Beware: Don’t Fall For This iPhone Text Message Which Asks For Apple ID And Password

A new iPhone text messaging scam has been identified doing the rounds as part of an effort to trick unsuspecting users into parting with sensitive account information. Rather than using the native alert view system to trick the user into interacting with the pop-up and then running a malicious code, this new scam is making its way onto users’ iPhones through simple texts in the hope of conning people into trusting the contents of the message.

Most users with a relatively decent familiarity with tech, and the associated scams that go hand-in-hand with modern technology, will be able to spot this as a phishing scam a mile off. However, it seems that the message itself is enough official-looking to convince some people to follow the embedded URL and provide their own Apple ID and linked password in the hope of preventing their account from being terminated by Apple.


Of course, that is never actually going to happen, but the very thought of it seems enough to drive some trust into such messages, especially when they are sent to new iOS users, staring down the barrel of an expiring Apple ID.

Here’s what this malicious text message in question looks like:

[Name] your Apple ID is due to expire today. To prevent termination confirm your details at – Apple Support.

Interestingly, the type of scam being explored by this phishing method isn’t just limited to grabbing Apple ID details, it is also looking to get a hold of a user’s bank and credit card details.

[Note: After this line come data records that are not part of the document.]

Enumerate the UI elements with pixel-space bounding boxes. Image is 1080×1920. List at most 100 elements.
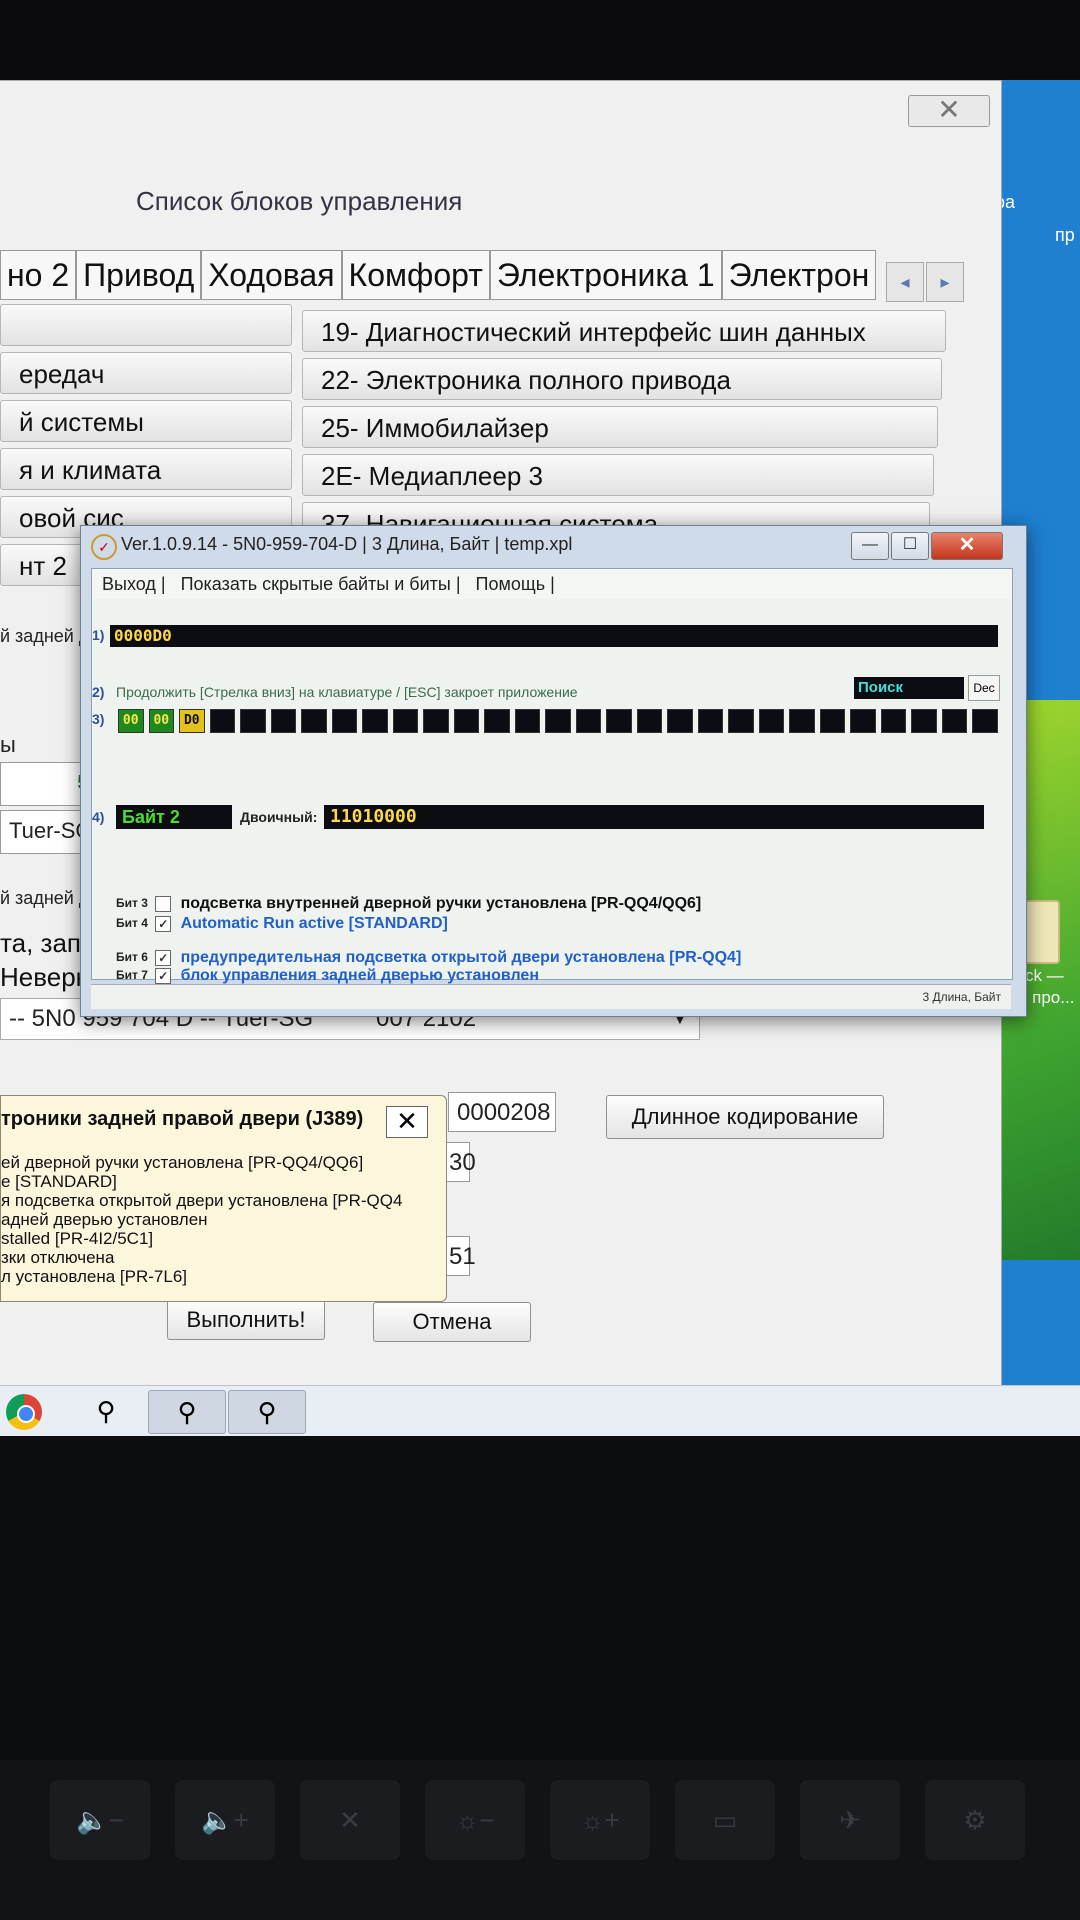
close-button[interactable]: ✕ xyxy=(931,532,1003,560)
dec-button[interactable]: Dec xyxy=(968,675,1000,701)
main-close-button[interactable]: ✕ xyxy=(908,95,990,127)
row-number: 2) xyxy=(92,684,105,700)
tab-electronics-1[interactable]: Электроника 1 xyxy=(489,250,722,300)
long-coding-button[interactable]: Длинное кодирование xyxy=(606,1095,884,1139)
app-icon: ✓ xyxy=(91,534,117,560)
byte-cell[interactable] xyxy=(728,709,754,733)
module-button-transmission[interactable]: ередач xyxy=(0,352,292,394)
chrome-icon[interactable] xyxy=(6,1394,42,1430)
search-input[interactable]: Поиск xyxy=(854,677,964,699)
byte-cell[interactable] xyxy=(270,709,297,733)
byte-cell[interactable] xyxy=(880,709,907,733)
byte-cell[interactable] xyxy=(514,709,541,733)
tab-comfort[interactable]: Комфорт xyxy=(341,250,490,300)
byte-cell[interactable] xyxy=(484,709,510,733)
byte-cell[interactable] xyxy=(301,709,327,733)
dialog-body: Выход | Показать скрытые байты и биты | … xyxy=(91,568,1013,984)
popup-title: троники задней правой двери (J389) xyxy=(1,1108,364,1130)
bit-checkbox[interactable] xyxy=(155,896,172,912)
module-button-system[interactable]: й системы xyxy=(0,400,292,442)
hex-coding-bar[interactable]: 0000D0 xyxy=(110,625,998,647)
byte-cell[interactable] xyxy=(240,709,266,733)
menu-show-hidden[interactable]: Показать скрытые байты и биты | xyxy=(181,574,461,594)
bit-checkbox[interactable]: ✓ xyxy=(155,916,172,932)
tab-electronics-more[interactable]: Электрон xyxy=(721,250,877,300)
byte-cell[interactable] xyxy=(697,709,724,733)
tab-chassis[interactable]: Ходовая xyxy=(201,250,342,300)
byte-cell[interactable] xyxy=(362,709,388,733)
module-button-partial[interactable] xyxy=(0,304,292,346)
byte-cell[interactable] xyxy=(636,709,663,733)
vcp-taskbar-icon[interactable]: ⚲ xyxy=(228,1390,306,1434)
volume-up-key: 🔈+ xyxy=(175,1780,275,1860)
control-unit-list-title: Список блоков управления xyxy=(136,186,463,216)
byte-cell[interactable] xyxy=(575,709,602,733)
bit-row-4[interactable]: Бит 4 ✓ Automatic Run active [STANDARD] xyxy=(116,915,448,937)
byte-cell[interactable] xyxy=(331,709,358,733)
coding-value-field[interactable]: 0000208 xyxy=(448,1092,556,1132)
byte-cell-selected[interactable]: D0 xyxy=(179,709,205,733)
execute-button[interactable]: Выполнить! xyxy=(167,1300,325,1340)
cancel-button[interactable]: Отмена xyxy=(373,1302,531,1342)
vcp-taskbar-icon[interactable]: ⚲ xyxy=(148,1390,226,1434)
category-tabs: но 2 Привод Ходовая Комфорт Электроника … xyxy=(0,250,877,300)
byte-cell[interactable] xyxy=(606,709,632,733)
popup-close-button[interactable]: ✕ xyxy=(386,1106,428,1138)
bit-description: блок управления задней дверью установлен xyxy=(180,967,539,984)
module-label-fragment: я и климата xyxy=(19,455,162,485)
byte-strip: 00 00 D0 xyxy=(118,709,998,733)
menu-help[interactable]: Помощь | xyxy=(476,574,555,594)
text-fragment: ы xyxy=(0,732,16,757)
byte-cell[interactable] xyxy=(423,709,449,733)
status-bar: 3 Длина, Байт xyxy=(91,984,1011,1009)
module-button-2e[interactable]: 2E- Медиаплеер 3 xyxy=(302,454,934,496)
binary-value-field[interactable]: 11010000 xyxy=(324,805,984,829)
byte-cell[interactable] xyxy=(758,709,785,733)
monitor-bezel xyxy=(0,0,1080,90)
byte-cell[interactable] xyxy=(453,709,480,733)
popup-line: л установлена [PR-7L6] xyxy=(1,1267,188,1286)
byte-cell[interactable]: 00 xyxy=(148,709,175,733)
taskbar: ⚲ ⚲ ⚲ xyxy=(0,1385,1080,1436)
byte-cell[interactable] xyxy=(819,709,846,733)
minimize-button[interactable]: — xyxy=(851,532,889,560)
bit-checkbox[interactable]: ✓ xyxy=(155,968,172,984)
byte-cell[interactable] xyxy=(545,709,571,733)
byte-cell[interactable] xyxy=(850,709,876,733)
module-button-22[interactable]: 22- Электроника полного привода xyxy=(302,358,942,400)
module-button-climate[interactable]: я и климата xyxy=(0,448,292,490)
tab-scroll-right-button[interactable]: ▸ xyxy=(926,262,964,302)
dialog-title: Ver.1.0.9.14 - 5N0-959-704-D | 3 Длина, … xyxy=(121,534,573,554)
tab-scroll-left-button[interactable]: ◂ xyxy=(886,262,924,302)
module-button-25[interactable]: 25- Иммобилайзер xyxy=(302,406,938,448)
byte-cell[interactable] xyxy=(941,709,968,733)
popup-line: я подсветка открытой двери установлена [… xyxy=(1,1191,403,1210)
bit-label: Бит 6 xyxy=(116,950,148,965)
vcp-taskbar-icon[interactable]: ⚲ xyxy=(68,1390,144,1432)
bit-description: подсветка внутренней дверной ручки устан… xyxy=(180,895,702,912)
bit-row-3[interactable]: Бит 3 подсветка внутренней дверной ручки… xyxy=(116,895,701,917)
module-label-fragment: ередач xyxy=(19,359,105,389)
row-number: 3) xyxy=(92,711,105,727)
volume-down-key: 🔈− xyxy=(50,1780,150,1860)
bit-checkbox[interactable]: ✓ xyxy=(155,950,172,966)
navigation-hint: Продолжить [Стрелка вниз] на клавиатуре … xyxy=(116,684,578,700)
byte-cell[interactable] xyxy=(392,709,419,733)
byte-cell[interactable] xyxy=(972,709,998,733)
module-button-19[interactable]: 19- Диагностический интерфейс шин данных xyxy=(302,310,946,352)
mute-key: ✕ xyxy=(300,1780,400,1860)
popup-line: ей дверной ручки установлена [PR-QQ4/QQ6… xyxy=(1,1153,364,1172)
byte-cell[interactable] xyxy=(789,709,815,733)
byte-cell[interactable] xyxy=(911,709,937,733)
byte-coding-dialog: ✓ Ver.1.0.9.14 - 5N0-959-704-D | 3 Длина… xyxy=(80,525,1027,1017)
tab-drive[interactable]: Привод xyxy=(76,250,202,300)
byte-cell[interactable]: 00 xyxy=(118,709,144,733)
maximize-button[interactable]: ☐ xyxy=(891,532,929,560)
byte-cell[interactable] xyxy=(209,709,236,733)
tab-electronics-2[interactable]: но 2 xyxy=(0,250,77,300)
rear-door-info-popup: троники задней правой двери (J389) ✕ ей … xyxy=(0,1095,447,1302)
menu-exit[interactable]: Выход | xyxy=(102,574,166,594)
byte-cell[interactable] xyxy=(667,709,693,733)
row-number: 1) xyxy=(92,627,105,643)
module-label-fragment: й системы xyxy=(19,407,144,437)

(Image credit: @davidvitty)

One of the key components of the text message that instantly breeds trust amongst those who receive it, is the fact that it is actually personalized with the receiver’s full name. That in itself suggests that the perpetrators behind the scam have actually purchased or received a database of names and numbers from a currently unknown source. The message continues to warn the receiver that his/her Apple account could be terminated if the URL isn’t followed and the account details aren’t confirmed. Of course, Apple warns against this type of attack on its support websites, and would never actually request account details in such a manner.

This isn’t the first time that scams of this nature have attacked iOS users, and it’s very naive to believe that it will be the last. Attackers are continually looking for new and increasingly sophisticated methods of tricking device owners into parting with sensitive account or financial information. This is the latest method, and is most definitely one that should be avoided at all costs.